La sveglia al collo
mar 22nd, 2010 | Da nessuno | Categoria: E lo sputtanamento, olè, Social-WebDa che ho memoria ogni volta che c’è una manifestazione segue la polemica sul numero dei partecipanti. Gli organizzatori fanno una stima, la questura ridimensiona e gli organizzatori, come direbbero a Roma, ci vanno in puzza. Spesso a sinistra c’è la tendenza a interpretare il ridimensionamento della questura come la parola del “regime” contro cui si manifesta e quindi stavolta, che la manifestazione la fanno quelli stessi che stanno al governo, il gioco delle parti diventa curioso.

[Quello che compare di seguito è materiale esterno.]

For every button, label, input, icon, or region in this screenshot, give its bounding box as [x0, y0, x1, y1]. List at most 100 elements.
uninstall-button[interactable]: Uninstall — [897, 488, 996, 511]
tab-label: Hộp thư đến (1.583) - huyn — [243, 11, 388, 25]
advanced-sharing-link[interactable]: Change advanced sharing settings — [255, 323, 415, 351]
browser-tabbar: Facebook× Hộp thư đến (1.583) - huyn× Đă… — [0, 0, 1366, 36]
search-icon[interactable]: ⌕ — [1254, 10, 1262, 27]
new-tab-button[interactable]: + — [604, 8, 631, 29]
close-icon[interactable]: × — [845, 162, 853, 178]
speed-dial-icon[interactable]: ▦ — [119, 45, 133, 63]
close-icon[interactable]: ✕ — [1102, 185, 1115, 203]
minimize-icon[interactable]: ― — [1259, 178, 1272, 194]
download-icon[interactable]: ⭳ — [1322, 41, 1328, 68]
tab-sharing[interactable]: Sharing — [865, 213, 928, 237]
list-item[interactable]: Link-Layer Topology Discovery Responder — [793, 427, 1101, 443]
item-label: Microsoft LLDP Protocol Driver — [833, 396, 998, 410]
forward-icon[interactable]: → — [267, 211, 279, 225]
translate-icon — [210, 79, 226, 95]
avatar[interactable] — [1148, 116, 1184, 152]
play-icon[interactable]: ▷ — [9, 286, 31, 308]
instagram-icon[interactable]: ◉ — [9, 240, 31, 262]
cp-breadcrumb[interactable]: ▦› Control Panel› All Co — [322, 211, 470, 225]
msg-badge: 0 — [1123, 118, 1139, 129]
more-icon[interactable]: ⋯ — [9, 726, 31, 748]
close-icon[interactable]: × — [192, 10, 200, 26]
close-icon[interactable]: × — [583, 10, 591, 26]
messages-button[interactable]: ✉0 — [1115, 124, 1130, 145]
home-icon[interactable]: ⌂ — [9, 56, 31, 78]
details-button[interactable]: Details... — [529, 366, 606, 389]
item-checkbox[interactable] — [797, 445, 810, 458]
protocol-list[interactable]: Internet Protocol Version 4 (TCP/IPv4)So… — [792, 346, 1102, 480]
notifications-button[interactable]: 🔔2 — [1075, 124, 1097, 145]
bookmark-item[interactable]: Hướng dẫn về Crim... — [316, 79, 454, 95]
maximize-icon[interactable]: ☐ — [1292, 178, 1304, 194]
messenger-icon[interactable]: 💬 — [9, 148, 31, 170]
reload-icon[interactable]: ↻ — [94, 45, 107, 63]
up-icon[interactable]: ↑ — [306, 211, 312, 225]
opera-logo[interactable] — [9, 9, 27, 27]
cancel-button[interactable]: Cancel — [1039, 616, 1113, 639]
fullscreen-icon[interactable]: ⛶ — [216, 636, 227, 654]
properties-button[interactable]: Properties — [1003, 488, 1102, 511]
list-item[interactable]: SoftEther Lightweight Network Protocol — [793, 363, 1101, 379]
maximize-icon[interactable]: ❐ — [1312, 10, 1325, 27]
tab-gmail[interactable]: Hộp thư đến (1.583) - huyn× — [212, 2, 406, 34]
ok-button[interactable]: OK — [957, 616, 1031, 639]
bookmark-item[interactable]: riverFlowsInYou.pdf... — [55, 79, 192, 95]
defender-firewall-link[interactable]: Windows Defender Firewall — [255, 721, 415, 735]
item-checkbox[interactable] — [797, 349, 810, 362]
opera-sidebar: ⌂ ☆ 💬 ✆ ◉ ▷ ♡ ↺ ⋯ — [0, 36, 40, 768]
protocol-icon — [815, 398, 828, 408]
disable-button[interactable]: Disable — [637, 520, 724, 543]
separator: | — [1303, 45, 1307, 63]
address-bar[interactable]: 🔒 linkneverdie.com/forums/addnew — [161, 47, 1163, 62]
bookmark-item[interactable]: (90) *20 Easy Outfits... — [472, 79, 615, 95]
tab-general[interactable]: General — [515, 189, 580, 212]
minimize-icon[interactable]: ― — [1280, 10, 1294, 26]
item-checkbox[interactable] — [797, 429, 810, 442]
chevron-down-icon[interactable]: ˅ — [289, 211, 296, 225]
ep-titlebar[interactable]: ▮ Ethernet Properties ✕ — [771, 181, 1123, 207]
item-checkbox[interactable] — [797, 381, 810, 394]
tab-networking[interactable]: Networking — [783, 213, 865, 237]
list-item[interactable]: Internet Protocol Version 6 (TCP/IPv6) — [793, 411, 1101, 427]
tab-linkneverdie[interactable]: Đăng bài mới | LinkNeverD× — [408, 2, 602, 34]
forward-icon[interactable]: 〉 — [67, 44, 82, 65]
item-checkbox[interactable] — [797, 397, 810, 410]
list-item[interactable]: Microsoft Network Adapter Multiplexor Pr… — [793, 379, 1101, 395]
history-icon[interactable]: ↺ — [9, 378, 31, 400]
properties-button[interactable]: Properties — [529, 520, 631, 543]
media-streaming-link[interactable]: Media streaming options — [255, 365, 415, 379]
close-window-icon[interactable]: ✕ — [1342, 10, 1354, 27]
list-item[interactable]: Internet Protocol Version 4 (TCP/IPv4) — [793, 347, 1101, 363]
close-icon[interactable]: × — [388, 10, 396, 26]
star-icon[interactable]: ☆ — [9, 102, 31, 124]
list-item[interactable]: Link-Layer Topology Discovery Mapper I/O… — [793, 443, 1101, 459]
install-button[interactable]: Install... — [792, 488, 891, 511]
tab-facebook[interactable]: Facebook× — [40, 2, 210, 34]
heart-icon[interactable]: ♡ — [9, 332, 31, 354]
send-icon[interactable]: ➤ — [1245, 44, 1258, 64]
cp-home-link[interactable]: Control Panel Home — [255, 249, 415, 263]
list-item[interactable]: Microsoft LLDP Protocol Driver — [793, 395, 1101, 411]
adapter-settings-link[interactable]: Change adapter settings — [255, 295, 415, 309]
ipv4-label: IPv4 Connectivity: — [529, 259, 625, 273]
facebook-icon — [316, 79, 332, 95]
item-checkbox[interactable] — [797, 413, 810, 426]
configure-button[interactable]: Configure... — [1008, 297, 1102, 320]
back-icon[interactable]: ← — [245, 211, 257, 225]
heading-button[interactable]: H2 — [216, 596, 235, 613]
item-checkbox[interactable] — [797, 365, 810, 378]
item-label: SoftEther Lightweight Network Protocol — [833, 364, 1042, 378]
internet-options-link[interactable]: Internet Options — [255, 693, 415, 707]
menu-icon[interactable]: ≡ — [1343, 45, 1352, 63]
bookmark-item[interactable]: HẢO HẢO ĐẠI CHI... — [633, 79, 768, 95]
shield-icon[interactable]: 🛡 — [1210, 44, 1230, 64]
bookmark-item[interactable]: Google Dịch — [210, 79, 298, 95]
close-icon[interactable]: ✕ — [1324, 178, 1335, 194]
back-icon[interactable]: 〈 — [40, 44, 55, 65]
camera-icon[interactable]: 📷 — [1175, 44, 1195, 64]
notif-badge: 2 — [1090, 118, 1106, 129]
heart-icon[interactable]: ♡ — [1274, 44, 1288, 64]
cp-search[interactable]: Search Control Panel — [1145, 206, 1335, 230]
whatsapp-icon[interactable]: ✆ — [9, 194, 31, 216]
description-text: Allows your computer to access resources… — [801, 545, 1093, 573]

Però ormai siamo nel 2010 e perdersi dietro a quetse polemiche è da idioti, soprattutto perché abbiamo la tecnologia per farci le nostre stime e questa è a portata di tutti. Basta voler smettere di essere presi per quelli con la sveglia al collo.
Provare è facile, occorre andare su Google Maps, attivare l’applicazione che calcola le aree e le distanze e fare un bel disegnino della piazza. L’applicazione calcolerà l’area. Per generosità ci sono andato largo coprendo tutta la piazza e parte di Via E. Filiberto, tralasciando il fatto che parte della piazza era occupata da un imponente palco, tir delle televisioni e gazebo vari.
Il conteggio finale è risultato di 37248.,6 mq o 3,72 ha.
Gli organizzatori dal palco hanno detto di essere un milione, più realistico l’obiettivo iniziale di 500.000 persone. La questura stima in 150.000. Anche solo dando retta ai numeri della questura sarebbero 4 persone a metro quadro.